Will “universal healthcare” effect Vermont’s Triple-A bond rating?

by Angela Chagnon

Last week, Governor Shumlin took a trip to Wall Street to discuss the state’s bond rating with financial experts.

Secretary of Administration Jeb Spaulding accompanied the Governor on the March 18 excursion, along with State Treasurer Elizabeth Pearce, Deputy State Treasurer Steve Wisloski, and David Coates.

“We went down to tell them that we remain committed to conservative, fiscal debt management and to answer any questions they might have,” said Spaulding. He said the delegation spent about an hour and a half discussing the Governor’s priorities, the pension fund liability, and other fiscal matters.

Spaulding said that the bond rating agencies “were not concerned about [the Governor’s proposed healthcare plan] from a rating perspective.” Spaulding noted that “a very large portion of the population” is on Medicaid, VHAP, Catamount or other state-funded healthcare plans. He pointed out that Vermont is the only New England state with a triple-A rating by bond-rating agencies Moody and Fitch.

When asked if the large unfunded liability in Vermont’s pension fund had been discussed, Spaulding said, “It is important to distinguish between pension plans and health insurance, we have unfunded liability in both. We have made significant changes that are now in effect.”

Spaulding said that the bond ratings were determined by “chances of defaulting on debt service” and financial relativity to other states.

How does the bond rating system work? John Boland, founding partner of Maple Capital Management and former director of the Vermont CFA (Certified Financial Analyst) Society offered a short, simple explanation, “Credit ratings agencies look at tax income as a percentage of revenue,” Boland said, “and then they look at tax capacity and compare that against projected spending in an economy.”

While Vermont’s credit rating by Moody’s is currently at triple-A, as Spaulding pointed out, Boland said that Vermont was at a “crossover point.”

“A significant jump in government spending could prompt us to experience a downgrade,” he said.

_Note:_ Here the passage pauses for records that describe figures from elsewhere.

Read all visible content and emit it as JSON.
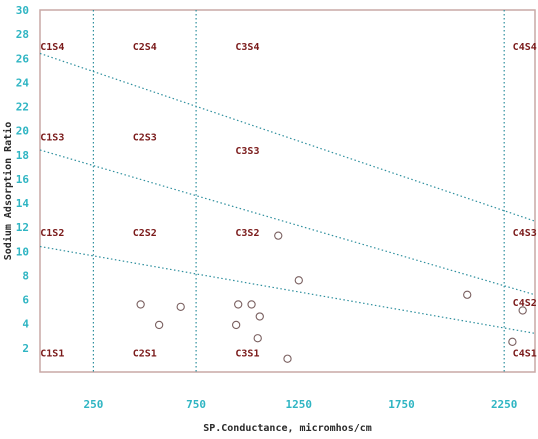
{
  "chart_data": {
    "type": "scatter",
    "title": "",
    "xlabel": "SP.Conductance, micromhos/cm",
    "ylabel": "Sodium Adsorption Ratio",
    "xlim": [
      -10,
      2400
    ],
    "ylim": [
      0,
      30
    ],
    "x_ticks": [
      250,
      750,
      1250,
      1750,
      2250
    ],
    "y_ticks": [
      2,
      4,
      6,
      8,
      10,
      12,
      14,
      16,
      18,
      20,
      22,
      24,
      26,
      28,
      30
    ],
    "x_tick_labels": [
      "250",
      "750",
      "1250",
      "1750",
      "2250"
    ],
    "y_tick_labels": [
      "2",
      "4",
      "6",
      "8",
      "10",
      "12",
      "14",
      "16",
      "18",
      "20",
      "22",
      "24",
      "26",
      "28",
      "30"
    ],
    "grid": false,
    "vertical_dividers": [
      250,
      750,
      2250
    ],
    "sodium_lines": [
      {
        "x": [
          -10,
          2400
        ],
        "y": [
          10.4,
          3.2
        ]
      },
      {
        "x": [
          -10,
          2400
        ],
        "y": [
          18.4,
          6.4
        ]
      },
      {
        "x": [
          -10,
          2400
        ],
        "y": [
          26.4,
          12.5
        ]
      }
    ],
    "zone_labels": [
      {
        "text": "C1S4",
        "x": 50,
        "y": 27
      },
      {
        "text": "C2S4",
        "x": 500,
        "y": 27
      },
      {
        "text": "C3S4",
        "x": 1000,
        "y": 27
      },
      {
        "text": "C4S4",
        "x": 2350,
        "y": 27
      },
      {
        "text": "C1S3",
        "x": 50,
        "y": 19.5
      },
      {
        "text": "C2S3",
        "x": 500,
        "y": 19.5
      },
      {
        "text": "C3S3",
        "x": 1000,
        "y": 18.4
      },
      {
        "text": "C1S2",
        "x": 50,
        "y": 11.6
      },
      {
        "text": "C2S2",
        "x": 500,
        "y": 11.6
      },
      {
        "text": "C3S2",
        "x": 1000,
        "y": 11.6
      },
      {
        "text": "C4S3",
        "x": 2350,
        "y": 11.6
      },
      {
        "text": "C4S2",
        "x": 2350,
        "y": 5.8
      },
      {
        "text": "C1S1",
        "x": 50,
        "y": 1.6
      },
      {
        "text": "C2S1",
        "x": 500,
        "y": 1.6
      },
      {
        "text": "C3S1",
        "x": 1000,
        "y": 1.6
      },
      {
        "text": "C4S1",
        "x": 2350,
        "y": 1.6
      }
    ],
    "points": [
      {
        "x": 480,
        "y": 5.6
      },
      {
        "x": 570,
        "y": 3.9
      },
      {
        "x": 675,
        "y": 5.4
      },
      {
        "x": 955,
        "y": 5.6
      },
      {
        "x": 1020,
        "y": 5.6
      },
      {
        "x": 1060,
        "y": 4.6
      },
      {
        "x": 945,
        "y": 3.9
      },
      {
        "x": 1050,
        "y": 2.8
      },
      {
        "x": 1150,
        "y": 11.3
      },
      {
        "x": 1250,
        "y": 7.6
      },
      {
        "x": 1195,
        "y": 1.1
      },
      {
        "x": 2070,
        "y": 6.4
      },
      {
        "x": 2340,
        "y": 5.1
      },
      {
        "x": 2290,
        "y": 2.5
      }
    ],
    "colors": {
      "frame": "#c9a9a6",
      "dotted_line": "#2e8f9e",
      "tick_text": "#2fb5c3",
      "zone_text": "#7a1a1a",
      "point_stroke": "#7a6060",
      "axis_text": "#2a2a2a"
    }
  }
}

When asked if the Governor’s proposed healthcare plan may negatively affect the state’s bond rating, Boland said that the proposed tax revenue in H.202, such as hospital and provider taxes, would have to offset the added costs of the system.

“If it’s truly a revenue neutral situation, the bond rating shouldn’t be impacted that much,” remarked Boland. “But there are going to be added costs just to administer the plan. If spending goes up, VT’s bond rating would go down.”

Boland cited Illinois’ decreased bond rating due to the fact that their spending projections have risen while revenue has not. Another example of this is Burlington Airport’s recent bond rating downgrade.

Legislators have also been made aware of the proposed healthcare system’s impact on the economy. In Rep. Cynthia Browning’s (D-Arlington) explanation to her amendments, which was discussed on the House floor, she wrote:

“How can we even contemplate this when we are having difficulty meeting our current obligations? Would even the planning for this massive new obligation be seen negatively by the bond rating agencies that track our budgetary behavior, resulting in a downgrading of our bond rating?”

Browning clarified her remarks in an e-mail to True North Reports:

“First of all, the bond rating agencies evaluate Vermont’s budget in terms of whether we are balancing it (which we do) and whether we have a good match between planned expenditures and expected revenues going forward. So I think that they would not look kindly on the possible creation of a promised large new entitlement program that has no specified source of support. They would be worried that at some point we might start borrowing to fund the project or that at some point we might be less able to pay the interest on our debt.”

Browning goes on to say that the state’s good bond rating is due to the fact that Vermont keeps about 5% of the previous year’s expenditures in a reserve fund. Based on this practice, Browning says that we would need a reserve fund for the healthcare plan, called “Green Mountain Care” (GMC), as well. She continues:

“If GMC costs $2 billion a year, which it easily could, we would have to have a $100 million reserve fund. If it costs $4 billion, the reserve fund would have to be $200 million. Where would we get that money? If we chose not to have a reserve fund because we could not accumulate that cash, how would the bond rating agencies regard that?”

Rep. George Till (D-Jericho) states on his website that one of the changes made to H.202 in exchange for his vote is language that requires a fiscal analysis by the Joint Fiscal Office by April 21. This analysis will reportedly include the anticipated costs and savings of the system proposed by the bill. Although this is a good idea, whether legislators will pay any attention to the analysis remains to be seen.

Concerning the reserve fund and bond ratings, Browning concluded: “I think that these questions should have been answered before we were expected to vote on H. 202 as presented, and that is one of the reasons that I introduced my amendment to strike GMC from the bill.”

If Governor Shumlin expected his trip to Wall Street to give him an understanding of his healthcare plan’s impact on Vermont’s bond ratings, he was mistaken. Boland remarked, “Such a trip would be useless unless the legislation was in hand.

“I’m sure ratings agencies are starting to do their homework, but they would never comment ahead of time to prevent being accused of interfering with legislation,” said Boland. “They would have to keep their mouths shut until legislation passed.”